Large brokers who practice commission-free trading also encourage the influx of liquidity. These brokers can take excess cash and invest it in securities or lend it out, as banks do. Brokers have also started offering “cash management” accounts, similar to savings accounts, where customers’ money is transferred to partner banks where it can earn interest. Brokers make money by keeping the majority of this interest for themselves.

Sources of profit other than margin lending could include monthly fees for enhanced services and remortgage, which allows brokers to use clients’ securities as collateral to cover other financial activities. Thus, this can have consequences if the financial system is under pressure.

Zero commission brokers – how to choose one and start investing

How to Compare Zero Commission Investing Brokers

These days, most brokers offer free trades in one form or another. As with any investment, knowing what you’re getting into and choosing the right broker is essential to get the most out of investments and avoid hidden fees. Therefore, traders should go beyond zero commission investing and do more research on other factors such as analytical tools, strategy support, and trading platforms.

So here are some key points to consider when choosing brokers that offer you to invest in the stock market and other markets with zero commission.

Trading platform


Brokers that have easy-to-use interfaces are great for all traders, especially beginners. The most popular third-party trading platforms are MetaTrader 4 and MetaTrader 5, which offer a good balance between advanced features and intuitiveness. However, many brokers offer their own platforms and apps, often stripped down to be more user-friendly, and these can be great for newbie traders.


Some brokers, with zero commission investing, offer the option of buying fractional shares, which is particularly appreciated by new investors. Other platforms also allow users to trade contracts for difference (CFDs), which allows you to speculate on the price movements of securities such as stocks, cryptocurrencies, index funds, exchange-traded funds and commodities, mutual funds. Choosing one of the many multi-asset brokers offering commission-free investing means you can diversify your trading portfolio at a lower cost.


It is important to remember that when a broker offers a zero-commission investment, it means that they are not charging their own fees to help them execute the trade. At the end of the day, there may always be other costs, such as exchange fees, and it is essential to consider them carefully to get the most out of your investments and your returns. Commission-free stockbrokers may also charge withdrawal fees, inactivity fees, overnight swaps, and subscription fees.

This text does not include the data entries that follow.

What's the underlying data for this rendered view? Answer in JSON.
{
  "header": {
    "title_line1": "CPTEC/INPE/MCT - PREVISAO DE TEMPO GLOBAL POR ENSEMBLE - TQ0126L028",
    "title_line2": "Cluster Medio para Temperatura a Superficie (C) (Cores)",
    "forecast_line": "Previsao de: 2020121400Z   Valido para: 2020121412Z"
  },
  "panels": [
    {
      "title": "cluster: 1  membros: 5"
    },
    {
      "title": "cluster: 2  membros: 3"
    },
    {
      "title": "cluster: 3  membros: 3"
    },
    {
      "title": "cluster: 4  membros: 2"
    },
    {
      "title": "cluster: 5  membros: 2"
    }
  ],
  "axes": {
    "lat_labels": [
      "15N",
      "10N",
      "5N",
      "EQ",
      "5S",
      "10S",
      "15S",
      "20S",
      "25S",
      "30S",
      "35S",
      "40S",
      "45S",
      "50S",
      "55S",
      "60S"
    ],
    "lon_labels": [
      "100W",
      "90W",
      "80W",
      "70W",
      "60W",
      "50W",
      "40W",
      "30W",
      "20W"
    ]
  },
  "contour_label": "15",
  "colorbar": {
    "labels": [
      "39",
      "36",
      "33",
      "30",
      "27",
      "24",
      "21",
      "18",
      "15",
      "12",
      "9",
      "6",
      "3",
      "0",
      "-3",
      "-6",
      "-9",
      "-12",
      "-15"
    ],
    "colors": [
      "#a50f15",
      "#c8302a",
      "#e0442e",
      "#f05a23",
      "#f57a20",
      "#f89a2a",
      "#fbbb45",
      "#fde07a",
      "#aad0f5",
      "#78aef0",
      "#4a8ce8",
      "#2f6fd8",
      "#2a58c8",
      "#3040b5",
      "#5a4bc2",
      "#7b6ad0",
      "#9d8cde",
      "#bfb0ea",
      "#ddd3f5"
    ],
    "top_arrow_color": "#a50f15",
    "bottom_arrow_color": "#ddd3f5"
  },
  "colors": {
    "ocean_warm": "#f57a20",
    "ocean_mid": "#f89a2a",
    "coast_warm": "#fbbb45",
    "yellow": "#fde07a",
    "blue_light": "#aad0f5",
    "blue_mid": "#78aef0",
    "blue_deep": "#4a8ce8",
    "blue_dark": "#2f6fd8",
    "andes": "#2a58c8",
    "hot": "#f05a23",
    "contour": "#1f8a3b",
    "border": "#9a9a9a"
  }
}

We recommend choosing a licensed broker that is duly regulated by a reputable organization, such as the UK’s Financial Conduct Authority (FCA) or the EU’s Cyprus Securities and Exchange Commission (CySec). Some brokers require identity verification upon registration, which is an added protection. Two-factor authentication (2FA) and biometric IDs for mobile apps can also be a great way to reduce the risk of accessing your account and funds.

Minimum deposit

It’s fine to choose brokers who invest commission-free, but be aware of limitations such as minimum deposit and whether this makes the broker unreachable. Brokers with no minimum deposit may be more suitable for novice traders, while more experienced traders can afford a higher minimum deposit.

Customer support

If you need help, how reachable is your broker? Are they available by phone and/or email? Are they on social media platforms like Twitter or Telegram so you can reach them if not? Reliable and responsive customer service is essential when choosing a zero commission broker. No one wants their account to go down while a large trade is in play and needs to be closed before causing major losses.